To conduct a research study on aquatic microorganisms, including minute crustaceans, such as copepod, cycrops, daphnia, Gammarus, euphasiid, mysidopsis bahia, cumacea, and triopsidae spp.; large crustaceans, such as nauplius, cypris, zoea, and mince larvae; zooplanktons, such as rotifer and ameba; and phytoplanktons, such as cyanophyceae, chlorophyta, and symbiodinium sp., morphological observation under a microscope is absolutely indispensable. In terms of taxonomy, in particular, for the larvae of minute crustaceans and large crustaceans, importance is given to morphological observation of fine legs called appendages. To make a detailed observation of the appendages of crustaceans, which are complicatedly entangled, the appendages need to be separated from each other for anatomy. Conventionally, the appendages of the crustaceans have been separated from each other for anatomy under a light microscope; however, control of anatomical devices is difficult under the light microscope, requiring skilled technique for anatomy.
In contrast, an electronic microscope with deep depth of focus is suitable to the observation of solid forms of living organisms and probes capable of controlling samples in the sample chamber of the electronic microscope are available. When aquatic microorganisms are taken out from water, however, for exposure to the atmosphere, they are too dried and shrunk to the degree that their original forms are not retained. The larvae of Minute crustaceans and large crustaceans, in particular, are deformed due to drying and shrinkage even when they are fixed using any of fixatives such as ethanol, glutaraldehyde, and formalin. When the aquatic organisms are observed under the electronic microscope, it is required to take out them from water or encapsulating medium and take them into a vacuum environment; for this reason, it has been difficult to observe the samples without pre-processing under the electronic microscope.
To solve this problem, methods for pre-processing samples for electronic microscope have been developed. A typical example of these methods is a method that prevents rupture of morphology of soft biological tissues using a low-vacuum cryostage for electron microscope capable of controlling the temperature of samples in the range from several tens of degrees below zero to room temperature in the low-vacuum atmosphere (1.3 to 270 Pa). For instance, in a nonpatent literature 1, it is disclosed that cryo-electron microscopy has been successfully achieved on Ipomoea nil leaf primordium using the aforementioned method.

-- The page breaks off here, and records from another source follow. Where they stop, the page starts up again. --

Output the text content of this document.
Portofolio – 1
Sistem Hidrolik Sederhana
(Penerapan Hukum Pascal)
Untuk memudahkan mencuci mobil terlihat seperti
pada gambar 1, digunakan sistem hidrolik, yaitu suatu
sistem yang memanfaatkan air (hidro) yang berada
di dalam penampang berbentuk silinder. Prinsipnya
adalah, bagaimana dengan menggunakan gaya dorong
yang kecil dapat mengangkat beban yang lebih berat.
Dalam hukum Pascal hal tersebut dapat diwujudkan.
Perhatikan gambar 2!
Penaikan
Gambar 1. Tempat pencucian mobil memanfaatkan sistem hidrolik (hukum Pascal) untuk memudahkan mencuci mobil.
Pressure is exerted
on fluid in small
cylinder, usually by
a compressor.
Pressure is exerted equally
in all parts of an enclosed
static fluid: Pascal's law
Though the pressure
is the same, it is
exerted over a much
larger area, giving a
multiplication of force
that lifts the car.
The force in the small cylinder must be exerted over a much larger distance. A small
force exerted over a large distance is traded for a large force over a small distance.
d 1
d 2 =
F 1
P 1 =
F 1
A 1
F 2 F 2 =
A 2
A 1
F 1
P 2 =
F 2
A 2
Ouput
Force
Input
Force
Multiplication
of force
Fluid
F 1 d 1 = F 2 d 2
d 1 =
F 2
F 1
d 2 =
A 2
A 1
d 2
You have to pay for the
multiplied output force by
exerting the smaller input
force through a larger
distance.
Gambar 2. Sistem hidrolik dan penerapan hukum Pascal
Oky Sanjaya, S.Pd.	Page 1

On the other hand, a method using ionic liquid has been developed as a method for observing and controlling minute samples in a liquid under an electronic microscope. In Patent Literature 1, it is disclosed that such a property of ionic liquid that it does not evaporate even in vacuum is used to enable biological samples to be observed in their original forms under the electronic microscope. Disclosed are the methods, in particular, characterized in that samples containing water are immersed in the ionic liquid and then water is removed under vacuum; and the ionic liquid diluted with any of solvents such as alcohol is coated onto samples and then the solvent is removed under vacuum.
Since the aforementioned invention, the development of the methods for observing biological samples using ionic liquid has been promoted. For instance, in the nonpatent literature 2, it is reported that when ionic liquid was dripped on the colonies of acid-fast bacteria cultivated in an agar medium, which had been vapor-fixed with osmic acid, images, which seemed to be the original structures of the colonies of acid-fast bacteria, were obtained.

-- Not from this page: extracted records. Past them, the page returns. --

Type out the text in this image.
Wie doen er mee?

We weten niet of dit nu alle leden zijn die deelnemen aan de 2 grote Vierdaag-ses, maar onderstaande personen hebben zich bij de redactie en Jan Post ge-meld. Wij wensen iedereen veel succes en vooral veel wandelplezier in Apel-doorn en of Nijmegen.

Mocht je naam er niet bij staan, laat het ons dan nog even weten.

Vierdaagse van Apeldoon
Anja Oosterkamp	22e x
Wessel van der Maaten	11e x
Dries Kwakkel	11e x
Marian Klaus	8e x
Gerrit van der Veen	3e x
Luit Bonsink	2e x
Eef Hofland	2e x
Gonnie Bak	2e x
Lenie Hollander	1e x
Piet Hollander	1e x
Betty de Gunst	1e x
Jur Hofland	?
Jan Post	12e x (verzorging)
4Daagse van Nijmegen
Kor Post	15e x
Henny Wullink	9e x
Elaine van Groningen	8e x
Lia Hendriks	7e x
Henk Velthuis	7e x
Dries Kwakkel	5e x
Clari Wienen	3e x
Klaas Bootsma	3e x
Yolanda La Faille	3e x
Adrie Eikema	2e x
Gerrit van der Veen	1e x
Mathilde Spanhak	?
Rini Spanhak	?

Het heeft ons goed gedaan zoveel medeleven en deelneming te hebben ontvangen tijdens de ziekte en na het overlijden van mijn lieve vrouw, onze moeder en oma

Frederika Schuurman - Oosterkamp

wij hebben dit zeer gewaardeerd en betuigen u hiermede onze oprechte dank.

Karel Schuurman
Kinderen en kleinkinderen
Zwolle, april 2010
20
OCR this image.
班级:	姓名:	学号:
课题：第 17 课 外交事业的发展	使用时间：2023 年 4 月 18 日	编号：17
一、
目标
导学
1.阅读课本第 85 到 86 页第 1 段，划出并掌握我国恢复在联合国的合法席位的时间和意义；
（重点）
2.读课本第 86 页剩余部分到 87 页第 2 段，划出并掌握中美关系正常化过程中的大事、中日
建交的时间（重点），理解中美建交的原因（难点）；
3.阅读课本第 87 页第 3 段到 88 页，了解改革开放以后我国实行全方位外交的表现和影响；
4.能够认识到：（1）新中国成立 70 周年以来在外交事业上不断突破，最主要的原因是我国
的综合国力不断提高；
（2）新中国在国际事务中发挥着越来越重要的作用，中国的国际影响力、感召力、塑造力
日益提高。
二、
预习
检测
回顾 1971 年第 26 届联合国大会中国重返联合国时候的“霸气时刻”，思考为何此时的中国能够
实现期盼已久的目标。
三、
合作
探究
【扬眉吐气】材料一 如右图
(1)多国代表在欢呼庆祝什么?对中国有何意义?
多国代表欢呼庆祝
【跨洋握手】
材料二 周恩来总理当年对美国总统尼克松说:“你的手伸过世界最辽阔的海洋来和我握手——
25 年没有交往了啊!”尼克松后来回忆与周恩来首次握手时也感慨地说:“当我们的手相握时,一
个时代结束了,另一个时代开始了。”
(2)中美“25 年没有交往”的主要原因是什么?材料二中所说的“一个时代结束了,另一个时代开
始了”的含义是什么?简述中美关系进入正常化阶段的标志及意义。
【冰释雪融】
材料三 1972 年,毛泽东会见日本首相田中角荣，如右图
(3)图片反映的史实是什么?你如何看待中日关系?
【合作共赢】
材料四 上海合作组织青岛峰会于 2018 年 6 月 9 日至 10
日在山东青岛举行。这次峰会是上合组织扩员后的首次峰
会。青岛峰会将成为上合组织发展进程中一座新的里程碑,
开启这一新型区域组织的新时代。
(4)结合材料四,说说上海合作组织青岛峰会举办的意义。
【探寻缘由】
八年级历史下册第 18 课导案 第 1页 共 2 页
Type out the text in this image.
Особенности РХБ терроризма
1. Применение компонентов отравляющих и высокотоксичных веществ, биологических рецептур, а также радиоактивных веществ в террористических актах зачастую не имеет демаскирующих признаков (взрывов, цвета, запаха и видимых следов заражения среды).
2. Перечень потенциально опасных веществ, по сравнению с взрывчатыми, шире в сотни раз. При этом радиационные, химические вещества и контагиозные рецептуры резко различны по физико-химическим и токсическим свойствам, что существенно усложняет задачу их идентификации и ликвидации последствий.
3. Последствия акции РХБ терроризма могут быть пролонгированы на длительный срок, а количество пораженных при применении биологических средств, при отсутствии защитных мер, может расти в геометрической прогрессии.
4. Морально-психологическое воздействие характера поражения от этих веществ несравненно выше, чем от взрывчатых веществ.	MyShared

The patent literature 2 discloses that a certain ionic liquid enhances permeability into permeability into biological samples compared with other ionic liquid. In embodiments, the observation examples of the stems of Undaria pinnatifida and Spinacia oleracea, cotton tissue, hair, mouse bone, erythrocyte, and Streptococcus mutans are exemplified. Moreover, a method for impregnating, applying, and spraying a fluid medium, which is prepared by dissolving the ionic liquid in a polar solvent such as water, on the samples is disclosed.